Las conversaciones entre Estados Unidos e Irán no lograron cerrar un acuerdo en la mesa de negociaciones en Islamabad, la capital de Pakistán, según confirmó el vicepresidente estadounidense J. D. Vance, quien aseguró que, tras 21 horas de reuniones, Washington se retiró de la capital pakistaní dejando sobre la mesa lo que calificó como su “mejor y última oferta”.

Durante una declaración a medios, Vance señaló que, aunque hubo “conversaciones sustanciales”, no fue posible alcanzar consensos y que la falta de acuerdo resulta “mucho peor para Irán que para Estados Unidos”. Indicó que su delegación expuso con claridad las líneas rojas de Washington, así como los puntos en los que estaban dispuestos a ceder.

Añadió que Estados Unidos dejó claras sus líneas rojas, así como los puntos en los que estaba dispuesto a ceder, pero que la parte iraní ha optado por no aceptar los términos.

Tras 21 horas de diálogo en Islamabad, el primer intento de acuerdo entre Estados Unidos e Irán terminó sin resultados. | Foto: @IraninSpain

El vicepresidente explicó que la propuesta final presentada consiste en un “método de entendimiento”, sin entregar mayores detalles. “No quiero negociar esto en público después de haber negociado durante 21 horas en privado”, dijo.

Vance señaló que el principal obstáculo ha sido la falta de un compromiso explícito de Irán de no buscar un arma nuclear a largo plazo. “El hecho es que necesitamos ver un compromiso firme de que no buscarán un arma nuclear, ni las herramientas que les permitirían obtenerla rápidamente.
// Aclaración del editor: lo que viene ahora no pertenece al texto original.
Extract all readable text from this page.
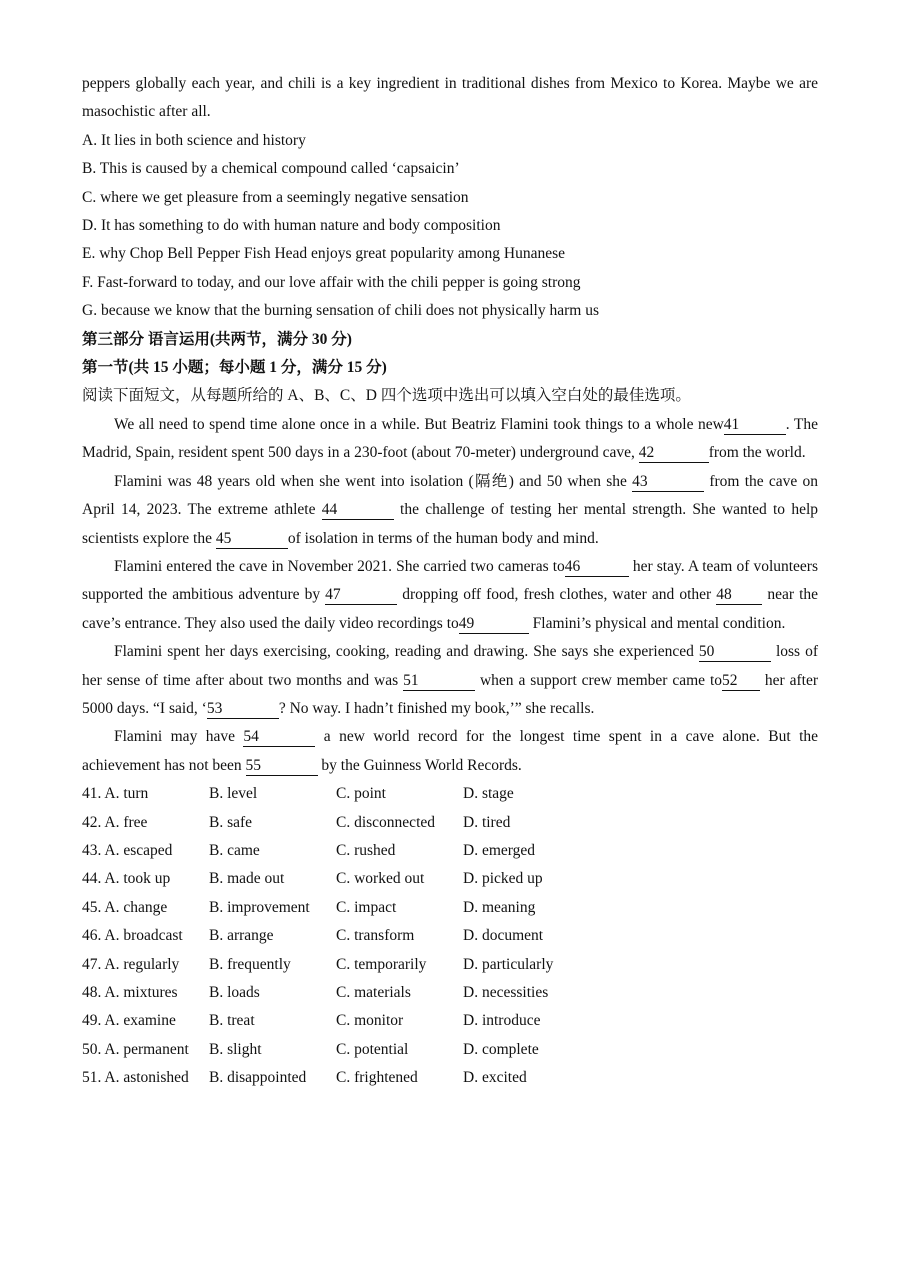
peppers globally each year, and chili is a key ingredient in traditional dishes from Mexico to Korea. Maybe we are masochistic after all.

A. It lies in both science and history

B. This is caused by a chemical compound called ‘capsaicin’

C. where we get pleasure from a seemingly negative sensation

D. It has something to do with human nature and body composition

E. why Chop Bell Pepper Fish Head enjoys great popularity among Hunanese

F. Fast-forward to today, and our love affair with the chili pepper is going strong

G. because we know that the burning sensation of chili does not physically harm us

第三部分 语言运用(共两节，满分 30 分)

第一节(共 15 小题；每小题 1 分，满分 15 分)

阅读下面短文，从每题所给的 A、B、C、D 四个选项中选出可以填入空白处的最佳选项。

We all need to spend time alone once in a while. But Beatriz Flamini took things to a whole new41	. The Madrid, Spain, resident spent 500 days in a 230-foot (about 70-meter) underground cave, 42	from the world.

Flamini was 48 years old when she went into isolation (隔绝) and 50 when she 43	from the cave on April 14, 2023. The extreme athlete 44	the challenge of testing her mental strength. She wanted to help scientists explore the 45	of isolation in terms of the human body and mind.

Flamini entered the cave in November 2021. She carried two cameras to46	her stay. A team of volunteers supported the ambitious adventure by 47	dropping off food, fresh clothes, water and other 48 near the cave’s entrance. They also used the daily video recordings to49	Flamini’s physical and mental condition.

Flamini spent her days exercising, cooking, reading and drawing. She says she experienced 50	loss of her sense of time after about two months and was 51	when a support crew member came to52 her after 5000 days. “I said, ‘53	? No way. I hadn’t finished my book,’” she recalls.

Flamini may have 54	a new world record for the longest time spent in a cave alone. But the achievement has not been 55	by the Guinness World Records.

41. A. turn	B. level	C. point	D. stage
42. A. free	B. safe	C. disconnected	D. tired
43. A. escaped	B. came	C. rushed	D. emerged
44. A. took up	B. made out	C. worked out	D. picked up
45. A. change	B. improvement	C. impact	D. meaning
46. A. broadcast	B. arrange	C. transform	D. document
47. A. regularly	B. frequently	C. temporarily	D. particularly
48. A. mixtures	B. loads	C. materials	D. necessities
49. A. examine	B. treat	C. monitor	D. introduce
50. A. permanent	B. slight	C. potential	D. complete
51. A. astonished	B. disappointed	C. frightened	D. excited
Ese es el objetivo principal del presidente de Estados Unidos”, sostuvo.

Este contacto, según indicó, representa el de mayor nivel entre ambos países desde la ruptura de relaciones diplomáticas tras la revolución islámica de 1979.

En paralelo, el presidente Donald Trump elevó el tono y advirtió que, de no alcanzarse un entendimiento, su país podría responder con ataques a infraestructuras estratégicas iraníes, como puentes y centrales eléctricas. Vance también habló de una “última oportunidad” para evitar que continúen los ataques sobre la capital iraní, Teherán.

El trasfondo nuclear

El centro del desacuerdo sigue siendo el programa nuclear iraní. Tras la firma del pacto de 2015, del que Washington se retiró en 2018 durante el primer mandato de Trump, Teherán incrementó su enriquecimiento de uranio hasta alcanzar niveles del 60%, cercanos al umbral necesario para fines militares, según reportes del Organismo Internacional de Energía Atómica.

El presidente Donald Trump aseguró que “le da igual” el resultado de las conversaciones entre Estados Unidos e Irán. | Foto: El País

Mientras Estados Unidos insiste en el “cero enriquecimiento”, Irán defiende su derecho a mantener un programa nuclear con fines pacíficos y condiciona cualquier avance al levantamiento de sanciones económicas.

A comienzos de 2026 se habían retomado negociaciones indirectas en Omán y Ginebra, pero el 28 de febrero Estados Unidos e Israel iniciaron una ofensiva contra territorio iraní, lo que agravó aún más el escenario diplomático.

Vance aseguró que en las conversaciones abordaron múltiples asuntos y que la delegación estadounidense actuó “de buena fe” por instrucción directa de Trump.